This next year I continue my march to 10,000,000. Will likely upgrade  and try to shrink the footprint of my main rig. 

Given the hard work Norton puts in here its not surprising his efforts got him a promotion and bonus at his work


----------



## TRWOV (Dec 24, 2014)

I'd like to enter.

Not many Christmas stories since I'm always on a trip at the time. Only spend Christmas with the family.

As for crunching, I'll try to get a dual socket 2011v1 board... yeah, yeah, I know that's what I said last time but it was cost prohibitive at the time, that's why I got the dual 1366 instead. At the very least I'll upgrade to dual six cores.


----------



## n3rdf1ght3r (Dec 24, 2014)

ohhh free money. My Asian senses are tingling


----------



## manofthem (Dec 24, 2014)

n3rdf1ght3r said:


> ohhh free money.
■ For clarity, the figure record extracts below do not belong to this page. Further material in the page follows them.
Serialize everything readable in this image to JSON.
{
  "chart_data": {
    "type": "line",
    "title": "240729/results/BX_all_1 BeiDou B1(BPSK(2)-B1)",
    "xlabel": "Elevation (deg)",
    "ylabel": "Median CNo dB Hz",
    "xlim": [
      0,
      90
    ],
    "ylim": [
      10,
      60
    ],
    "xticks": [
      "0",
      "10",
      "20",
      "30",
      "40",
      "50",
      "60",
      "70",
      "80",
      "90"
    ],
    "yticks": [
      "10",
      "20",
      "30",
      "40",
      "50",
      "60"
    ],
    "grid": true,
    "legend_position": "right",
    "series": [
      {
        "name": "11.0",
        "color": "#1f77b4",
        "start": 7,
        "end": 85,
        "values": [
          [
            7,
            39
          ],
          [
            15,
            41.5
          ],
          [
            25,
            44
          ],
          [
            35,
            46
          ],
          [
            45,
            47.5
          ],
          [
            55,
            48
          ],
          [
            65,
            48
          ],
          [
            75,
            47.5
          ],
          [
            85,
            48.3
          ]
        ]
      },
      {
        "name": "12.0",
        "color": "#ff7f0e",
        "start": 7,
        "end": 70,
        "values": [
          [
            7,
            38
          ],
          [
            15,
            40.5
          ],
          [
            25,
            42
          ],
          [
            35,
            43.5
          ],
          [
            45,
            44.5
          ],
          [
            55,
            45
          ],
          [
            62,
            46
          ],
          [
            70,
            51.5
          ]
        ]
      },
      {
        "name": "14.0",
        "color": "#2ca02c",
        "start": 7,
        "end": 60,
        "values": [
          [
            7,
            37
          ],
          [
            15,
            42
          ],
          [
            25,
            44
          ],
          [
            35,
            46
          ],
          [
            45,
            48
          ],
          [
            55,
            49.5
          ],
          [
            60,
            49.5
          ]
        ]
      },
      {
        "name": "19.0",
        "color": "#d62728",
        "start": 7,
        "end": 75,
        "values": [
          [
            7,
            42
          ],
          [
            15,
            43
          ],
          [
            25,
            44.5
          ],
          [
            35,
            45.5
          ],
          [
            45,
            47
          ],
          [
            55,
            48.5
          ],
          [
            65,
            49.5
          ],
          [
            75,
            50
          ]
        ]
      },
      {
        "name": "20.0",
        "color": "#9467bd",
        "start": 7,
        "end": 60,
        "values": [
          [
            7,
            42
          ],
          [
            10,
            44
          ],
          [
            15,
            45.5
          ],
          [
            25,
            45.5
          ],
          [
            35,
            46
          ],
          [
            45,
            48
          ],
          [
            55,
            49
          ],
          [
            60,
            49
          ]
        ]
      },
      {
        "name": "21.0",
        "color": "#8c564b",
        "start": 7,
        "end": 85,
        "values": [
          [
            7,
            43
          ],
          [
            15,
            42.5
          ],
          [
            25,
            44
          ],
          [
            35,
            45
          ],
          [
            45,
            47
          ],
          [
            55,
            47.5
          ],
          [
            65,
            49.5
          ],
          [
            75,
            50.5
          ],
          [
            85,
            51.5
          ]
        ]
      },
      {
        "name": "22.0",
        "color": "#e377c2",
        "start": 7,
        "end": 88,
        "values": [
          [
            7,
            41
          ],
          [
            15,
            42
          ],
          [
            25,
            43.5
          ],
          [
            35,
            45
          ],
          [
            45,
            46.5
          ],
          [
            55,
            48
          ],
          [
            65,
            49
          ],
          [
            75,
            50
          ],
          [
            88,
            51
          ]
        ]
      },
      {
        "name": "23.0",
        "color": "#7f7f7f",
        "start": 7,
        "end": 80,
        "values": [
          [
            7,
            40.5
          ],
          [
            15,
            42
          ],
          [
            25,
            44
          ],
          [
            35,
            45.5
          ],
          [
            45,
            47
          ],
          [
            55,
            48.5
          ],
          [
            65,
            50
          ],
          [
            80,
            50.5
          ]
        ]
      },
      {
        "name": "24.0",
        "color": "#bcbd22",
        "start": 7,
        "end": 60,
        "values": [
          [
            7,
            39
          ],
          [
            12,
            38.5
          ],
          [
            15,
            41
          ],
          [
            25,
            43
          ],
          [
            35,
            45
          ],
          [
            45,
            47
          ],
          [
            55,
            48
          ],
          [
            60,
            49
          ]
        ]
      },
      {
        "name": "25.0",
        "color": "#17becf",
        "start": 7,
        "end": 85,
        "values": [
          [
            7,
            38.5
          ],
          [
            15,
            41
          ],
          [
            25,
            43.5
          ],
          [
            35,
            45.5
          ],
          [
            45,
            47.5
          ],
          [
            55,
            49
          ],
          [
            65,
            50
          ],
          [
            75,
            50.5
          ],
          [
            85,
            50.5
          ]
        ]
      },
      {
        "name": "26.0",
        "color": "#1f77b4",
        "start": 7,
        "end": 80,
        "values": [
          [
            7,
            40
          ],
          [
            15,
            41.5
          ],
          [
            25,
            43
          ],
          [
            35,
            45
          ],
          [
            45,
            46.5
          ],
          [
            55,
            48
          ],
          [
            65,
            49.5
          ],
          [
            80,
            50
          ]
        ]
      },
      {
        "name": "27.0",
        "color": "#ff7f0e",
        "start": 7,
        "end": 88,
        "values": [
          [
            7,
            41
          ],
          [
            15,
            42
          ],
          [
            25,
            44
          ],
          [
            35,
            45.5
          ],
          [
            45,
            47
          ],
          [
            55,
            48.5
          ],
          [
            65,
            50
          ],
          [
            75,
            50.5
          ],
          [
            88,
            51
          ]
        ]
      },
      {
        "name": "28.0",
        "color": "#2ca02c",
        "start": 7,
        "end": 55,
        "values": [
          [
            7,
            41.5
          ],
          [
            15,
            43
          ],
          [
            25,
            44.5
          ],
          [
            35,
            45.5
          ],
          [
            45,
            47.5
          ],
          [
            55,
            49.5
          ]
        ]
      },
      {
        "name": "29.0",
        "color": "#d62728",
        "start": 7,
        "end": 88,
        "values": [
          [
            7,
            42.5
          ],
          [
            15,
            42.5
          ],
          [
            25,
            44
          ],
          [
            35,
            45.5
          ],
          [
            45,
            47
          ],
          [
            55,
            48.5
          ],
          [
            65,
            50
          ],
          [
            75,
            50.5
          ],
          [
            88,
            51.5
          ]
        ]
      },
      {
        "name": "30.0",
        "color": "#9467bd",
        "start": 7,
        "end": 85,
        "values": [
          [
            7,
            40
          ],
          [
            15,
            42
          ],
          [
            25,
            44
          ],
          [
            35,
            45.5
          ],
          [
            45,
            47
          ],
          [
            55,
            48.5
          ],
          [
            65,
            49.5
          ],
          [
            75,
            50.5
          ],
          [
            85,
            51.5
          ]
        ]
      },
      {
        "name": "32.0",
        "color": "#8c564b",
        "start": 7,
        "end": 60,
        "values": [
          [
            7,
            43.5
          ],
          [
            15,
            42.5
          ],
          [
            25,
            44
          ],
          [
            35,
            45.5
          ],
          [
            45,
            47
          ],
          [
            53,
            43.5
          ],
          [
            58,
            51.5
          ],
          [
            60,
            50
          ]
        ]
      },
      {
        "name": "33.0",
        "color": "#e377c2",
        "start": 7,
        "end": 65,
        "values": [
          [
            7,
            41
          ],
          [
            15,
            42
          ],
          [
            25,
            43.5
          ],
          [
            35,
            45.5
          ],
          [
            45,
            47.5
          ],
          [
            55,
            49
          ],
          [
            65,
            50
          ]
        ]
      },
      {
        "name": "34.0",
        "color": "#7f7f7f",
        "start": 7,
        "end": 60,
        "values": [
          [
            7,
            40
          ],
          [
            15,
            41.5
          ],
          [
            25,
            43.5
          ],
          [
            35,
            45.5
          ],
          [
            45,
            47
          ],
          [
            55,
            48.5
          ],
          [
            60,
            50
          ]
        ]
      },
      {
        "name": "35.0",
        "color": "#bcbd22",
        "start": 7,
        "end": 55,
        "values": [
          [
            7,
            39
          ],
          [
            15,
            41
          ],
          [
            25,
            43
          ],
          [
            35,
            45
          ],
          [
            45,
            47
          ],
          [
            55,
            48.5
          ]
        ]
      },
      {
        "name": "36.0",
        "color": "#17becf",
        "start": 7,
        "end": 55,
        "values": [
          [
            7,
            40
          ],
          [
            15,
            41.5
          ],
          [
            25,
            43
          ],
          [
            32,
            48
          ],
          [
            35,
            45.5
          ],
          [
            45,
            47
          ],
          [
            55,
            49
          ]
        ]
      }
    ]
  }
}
My Asian senses are tingling




Makes me want to post a funny Asian pic or gif... Must resist..


----------



## Ja.KooLit (Dec 24, 2014)

want it. this holiday for me, i will let my wife buy what she wants. anything of course budget permitting lol. my plan for crunching next year? not really a plan but i will just crunch and crunch and crunch.

oh thanks @Norton team skipper  and Merry Christmas to all.


----------



## AlienIsGOD (Dec 24, 2014)

what the heck, i'll enter this one   plans for crunching in 2015 include building a new rig so i can relegate the 3570K to 24/7 duty alongside the i5 2400


----------



## BarbaricSoul (Dec 25, 2014)

(that means I want)

but seriously, whether I win or not, thank you Norton


----------



## flmatter (Dec 25, 2014)

Going to continue folding on my gaming rig when not gaming  
Want to get into crunching just to use my idle cpu.  I also want to try to upgrade my work computer to better video cards to help in folding and use that 4790 to crunch-have to get boss to sign off on a pair of 970's first.

Thanks Norton for the give away.


----------



## kenkickr (Dec 25, 2014)

I'm great full for a community like tpu and especially glad I started consistently crunching. It's for a good cause and it's great to see people that haven't even physically meet each other bend over backwards for one another. Merry xmas to all and have safe travels.

I plan to keep my cruncher going and maybe add another in the near future.


----------



## Mindweaver (Dec 25, 2014)

I'd like to enter as well.  Thanks for the great give away Captain! 

I'd like to put together a 2011-v3 system to crunch with no doubt, and this would go towards it.


----------



## Norton (Dec 25, 2014)

*We'll select the winner late am tomorrow when I get home from work**
*yes I have to work tomorrow  just going in for a few hours though


----------



## Ja.KooLit (Dec 25, 2014)

Norton said:


> *We'll select the winner late am tomorrow when I get home from work**
> *yes I have to work tomorrow  just going in for a few hours though


double pay?


----------



## Norton (Dec 25, 2014)

Making the list now- will announce the winner at *12pm (Eastern)...* less than 1 hour.

*Will add anyone else to the list that posts between now and then*


----------



## ChristTheGreat (Dec 25, 2014)

Wow, Norton, you are... a really nice man! Happy merry christmas!

This is a nice gift

edit: 

As per the topic, I will continu to crunch like I'm doing, with the computer I have. Not that much place for alot of computer, but I'll find a way to get more PPD in any way, like changing the LGA1150 dualcore for an I3 if I can get it for cheap price, anything!

Might put it  at work on the 4770 aswell, that would be nice.


----------



## Norton (Dec 25, 2014)

*and the winner is.....*



Spoiler



*@TRWOV *



*Congrats to the winner- will get a PM out to you shortly..... dinner is waiting!* 

*Thanks again to all of our TPU crunchers and folders for another great year!!!  *


----------



## AlienIsGOD (Dec 25, 2014)

congrats TRWOV


----------



## TRWOV (Dec 25, 2014)

WHOAAAA! I can't believe it 


Thanks Norton for these awesome giveaways!!!


----------



## stinger608 (Dec 26, 2014)

Congratulations TRWOV!


----------



## Ja.KooLit (Dec 26, 2014)

congrats @TRWOV and thanks again tpu captain


----------



## Tallencor (Dec 26, 2014)

Nice win Brother!


----------



## n3rdf1ght3r (Dec 27, 2014)

Congrats ya lucky butt!


----------



## ThE_MaD_ShOt (Dec 28, 2014)

Congrats bud


----------